• Introduction

    Not familiar with knowledge organisation? It provides the foundation for searching and retrieving arts and humanities information objects across digital collections and cultural heritage information systems. This course will give you introductory knowledge about:

    • knowledge organisation systems and professional subject indexing, 
    • social tagging as another approach to knowledge organisation, and
    • automatic subject indexing as the third approach to knowledge organisation.


    Starting from the case studies analysed in the course, you will be able to transfer the knowledge obtained to any digital humanities context anywhere in the world.


    The course is divided into four units:


    Unit I:  Knowledge Organisation: what is it?
    Unit I will introduce you to the discipline of knowledge organisation (KO) and provide a brief historical overview of knowledge organisation systems and their typology, characterisation, and structures.

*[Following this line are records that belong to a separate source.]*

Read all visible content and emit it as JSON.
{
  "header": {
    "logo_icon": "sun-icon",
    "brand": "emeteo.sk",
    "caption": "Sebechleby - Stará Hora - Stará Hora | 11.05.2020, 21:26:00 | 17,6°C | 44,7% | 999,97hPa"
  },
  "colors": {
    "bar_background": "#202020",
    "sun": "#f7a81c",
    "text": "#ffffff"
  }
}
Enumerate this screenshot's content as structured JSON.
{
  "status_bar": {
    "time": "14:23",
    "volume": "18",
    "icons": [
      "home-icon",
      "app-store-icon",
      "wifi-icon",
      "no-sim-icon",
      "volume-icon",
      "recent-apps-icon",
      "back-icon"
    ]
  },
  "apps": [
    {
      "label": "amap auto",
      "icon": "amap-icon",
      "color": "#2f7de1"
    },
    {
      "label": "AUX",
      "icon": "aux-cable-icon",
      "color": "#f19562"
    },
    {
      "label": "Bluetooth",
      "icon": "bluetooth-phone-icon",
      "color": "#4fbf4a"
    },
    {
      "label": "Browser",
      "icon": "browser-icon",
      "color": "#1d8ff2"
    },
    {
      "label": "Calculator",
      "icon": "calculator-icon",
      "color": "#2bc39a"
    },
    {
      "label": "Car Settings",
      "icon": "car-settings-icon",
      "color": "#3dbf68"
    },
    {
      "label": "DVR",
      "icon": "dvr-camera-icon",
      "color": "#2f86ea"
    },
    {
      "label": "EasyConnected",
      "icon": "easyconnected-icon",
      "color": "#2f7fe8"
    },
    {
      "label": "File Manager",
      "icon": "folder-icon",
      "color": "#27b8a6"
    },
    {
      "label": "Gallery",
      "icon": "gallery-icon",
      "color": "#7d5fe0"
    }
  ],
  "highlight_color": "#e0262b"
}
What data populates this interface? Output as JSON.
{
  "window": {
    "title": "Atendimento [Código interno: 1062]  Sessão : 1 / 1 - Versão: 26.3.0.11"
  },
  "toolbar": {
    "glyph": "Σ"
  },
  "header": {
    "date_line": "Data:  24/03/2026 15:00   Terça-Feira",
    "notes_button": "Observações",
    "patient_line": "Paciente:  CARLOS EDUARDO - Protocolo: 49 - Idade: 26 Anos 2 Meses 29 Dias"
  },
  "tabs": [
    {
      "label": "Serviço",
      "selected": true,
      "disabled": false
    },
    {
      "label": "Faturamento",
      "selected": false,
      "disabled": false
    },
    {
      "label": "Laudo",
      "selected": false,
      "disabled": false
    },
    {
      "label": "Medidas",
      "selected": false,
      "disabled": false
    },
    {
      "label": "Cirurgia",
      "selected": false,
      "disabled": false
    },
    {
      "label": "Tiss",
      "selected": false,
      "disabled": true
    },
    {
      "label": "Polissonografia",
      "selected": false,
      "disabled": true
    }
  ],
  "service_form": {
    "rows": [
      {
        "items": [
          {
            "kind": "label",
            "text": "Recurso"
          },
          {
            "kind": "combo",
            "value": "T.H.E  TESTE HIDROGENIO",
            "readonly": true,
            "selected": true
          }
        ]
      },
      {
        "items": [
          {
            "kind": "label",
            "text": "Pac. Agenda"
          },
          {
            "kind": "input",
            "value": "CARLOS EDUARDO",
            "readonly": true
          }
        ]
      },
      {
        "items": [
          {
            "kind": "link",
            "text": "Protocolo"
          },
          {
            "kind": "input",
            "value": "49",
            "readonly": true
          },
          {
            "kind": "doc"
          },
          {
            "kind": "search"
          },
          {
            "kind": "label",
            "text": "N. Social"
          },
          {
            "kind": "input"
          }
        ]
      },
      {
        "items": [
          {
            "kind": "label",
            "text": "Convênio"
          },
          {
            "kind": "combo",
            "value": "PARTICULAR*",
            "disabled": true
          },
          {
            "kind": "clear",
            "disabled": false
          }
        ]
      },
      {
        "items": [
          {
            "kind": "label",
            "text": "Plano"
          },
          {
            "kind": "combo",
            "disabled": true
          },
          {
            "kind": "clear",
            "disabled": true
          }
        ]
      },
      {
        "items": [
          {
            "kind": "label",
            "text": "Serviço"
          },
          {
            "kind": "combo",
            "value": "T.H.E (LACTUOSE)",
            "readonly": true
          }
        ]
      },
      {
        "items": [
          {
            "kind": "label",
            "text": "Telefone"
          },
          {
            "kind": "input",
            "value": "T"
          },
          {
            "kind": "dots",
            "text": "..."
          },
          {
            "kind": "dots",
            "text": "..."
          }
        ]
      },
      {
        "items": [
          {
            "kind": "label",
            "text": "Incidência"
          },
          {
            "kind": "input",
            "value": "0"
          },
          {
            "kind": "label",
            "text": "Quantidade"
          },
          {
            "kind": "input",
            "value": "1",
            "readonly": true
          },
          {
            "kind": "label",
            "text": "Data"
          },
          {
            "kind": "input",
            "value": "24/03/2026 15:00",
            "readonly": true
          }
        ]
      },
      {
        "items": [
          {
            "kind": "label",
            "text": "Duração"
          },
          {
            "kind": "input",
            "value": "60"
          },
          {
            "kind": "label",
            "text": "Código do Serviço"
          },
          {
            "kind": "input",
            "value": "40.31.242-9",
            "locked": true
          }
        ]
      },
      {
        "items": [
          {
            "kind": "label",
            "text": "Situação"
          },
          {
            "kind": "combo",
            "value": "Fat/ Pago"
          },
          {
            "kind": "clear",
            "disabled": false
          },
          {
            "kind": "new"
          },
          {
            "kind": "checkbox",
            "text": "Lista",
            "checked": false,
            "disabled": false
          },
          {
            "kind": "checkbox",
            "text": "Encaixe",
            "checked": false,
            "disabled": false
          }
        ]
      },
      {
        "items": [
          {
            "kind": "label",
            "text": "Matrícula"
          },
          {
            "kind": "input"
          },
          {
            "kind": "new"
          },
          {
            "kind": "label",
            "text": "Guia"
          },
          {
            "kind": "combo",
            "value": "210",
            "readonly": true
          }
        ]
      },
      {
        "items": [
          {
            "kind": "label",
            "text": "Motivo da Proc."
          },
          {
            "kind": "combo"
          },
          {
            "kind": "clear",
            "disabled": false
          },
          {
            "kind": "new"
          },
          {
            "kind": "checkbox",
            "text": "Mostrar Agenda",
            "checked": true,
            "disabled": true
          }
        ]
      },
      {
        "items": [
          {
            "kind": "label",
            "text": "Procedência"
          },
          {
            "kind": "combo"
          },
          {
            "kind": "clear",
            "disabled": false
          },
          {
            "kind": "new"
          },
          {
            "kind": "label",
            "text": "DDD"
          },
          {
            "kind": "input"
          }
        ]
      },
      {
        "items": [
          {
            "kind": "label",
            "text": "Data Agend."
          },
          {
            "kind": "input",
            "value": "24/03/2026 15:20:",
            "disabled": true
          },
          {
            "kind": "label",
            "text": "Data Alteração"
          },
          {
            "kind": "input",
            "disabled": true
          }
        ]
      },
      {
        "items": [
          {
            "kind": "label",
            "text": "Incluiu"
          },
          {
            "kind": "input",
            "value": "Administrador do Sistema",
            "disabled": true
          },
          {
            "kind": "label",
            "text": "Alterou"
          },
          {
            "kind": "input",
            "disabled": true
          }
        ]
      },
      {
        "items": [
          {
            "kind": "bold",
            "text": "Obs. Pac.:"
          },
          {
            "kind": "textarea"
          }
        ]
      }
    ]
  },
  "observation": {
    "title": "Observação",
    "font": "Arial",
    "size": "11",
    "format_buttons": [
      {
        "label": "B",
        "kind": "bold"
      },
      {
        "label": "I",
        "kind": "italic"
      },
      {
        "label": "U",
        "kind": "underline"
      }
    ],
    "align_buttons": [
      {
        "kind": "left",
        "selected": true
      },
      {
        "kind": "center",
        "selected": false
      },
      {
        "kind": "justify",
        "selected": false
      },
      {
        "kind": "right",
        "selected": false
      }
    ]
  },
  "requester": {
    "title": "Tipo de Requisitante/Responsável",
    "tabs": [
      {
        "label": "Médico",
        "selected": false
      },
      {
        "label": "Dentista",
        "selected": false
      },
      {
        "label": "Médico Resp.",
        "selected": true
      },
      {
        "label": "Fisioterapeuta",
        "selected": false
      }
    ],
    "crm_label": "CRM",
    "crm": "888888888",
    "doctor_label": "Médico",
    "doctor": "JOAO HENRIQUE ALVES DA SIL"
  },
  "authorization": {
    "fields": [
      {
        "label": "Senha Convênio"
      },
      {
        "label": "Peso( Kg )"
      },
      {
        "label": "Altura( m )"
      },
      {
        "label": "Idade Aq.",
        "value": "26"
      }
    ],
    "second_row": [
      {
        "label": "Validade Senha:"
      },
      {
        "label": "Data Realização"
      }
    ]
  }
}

Examples include thesauri, subject heading languages and classification systems.


    Unit II: Knowledge Organisation in Action
    Unit II will address the knowledge organisation processes, standardisation, and guiding principles.


    Unit III: Going Automatic
    This Unit describes how automatic methods work and their challenges.


    Unit IV: The Big Picture
    In Unit IV, you will learn about the pros and cons of the different approaches to knowledge organisation: intellectual by information professionals (manual), social tagging, and automatic. 

    Course developers: 

    Olívia Pestana (https://s.up.pt/u89m) is an Assistant Professor at the Department of Communication and Information Sciences, Faculty of Arts and Humanities, University of Porto. She is also a researcher at CITCEM -- Transdisciplinary Culture, Space and Memory Research Centre. Her current interests are in knowledge organisation systems, content analysis, and subject indexing in different domains. She has been involved in two projects funded by the FCT (Portuguese National Funding Agency for Science, Research and Technology): "Letters in the Cloister: Monastic Libraries in Northern Portugal from the Middle Ages to the 19th Century" and "The reconstruction of monastic archives in Northern Portugal from the Middle Ages to the 19th century". She has also participated in the Erasmus+ project "Digital Methods Platform for Arts and Humanities (DiMPAH)".

    Koraljka Golub (https://lnu.se/en/staff/koraljka.golub/) is the head of the iSchool at Linnaeus University, iInstitute. She is also co-leading a Digital Humanities Initiative at Linnaeus University. Her core research is in the field of digital libraries and information retrieval, with a particular focus on topics related to knowledge organisation, integrating existing knowledge organisation systems with social tagging and/or automated subject indexing, and evaluating resulting end-user information retrieval. She has authored over 100 academic publications, including journal articles, conference papers, book chapters, and books. Lately, she has been involved in the Swedish Research Council's "HUMINFRA" infrastructure for humanities, a project aimed at Digital Humanities education, "Development of a new master programme in Digital Humanities at Linnaeus University" and a project on LGBTQ+ fiction searching, "Queerlit database". Lastly, she has been coordinating the Erasmus+ project "Digital Methods Platform for Arts and Humanities (DiMPAH)".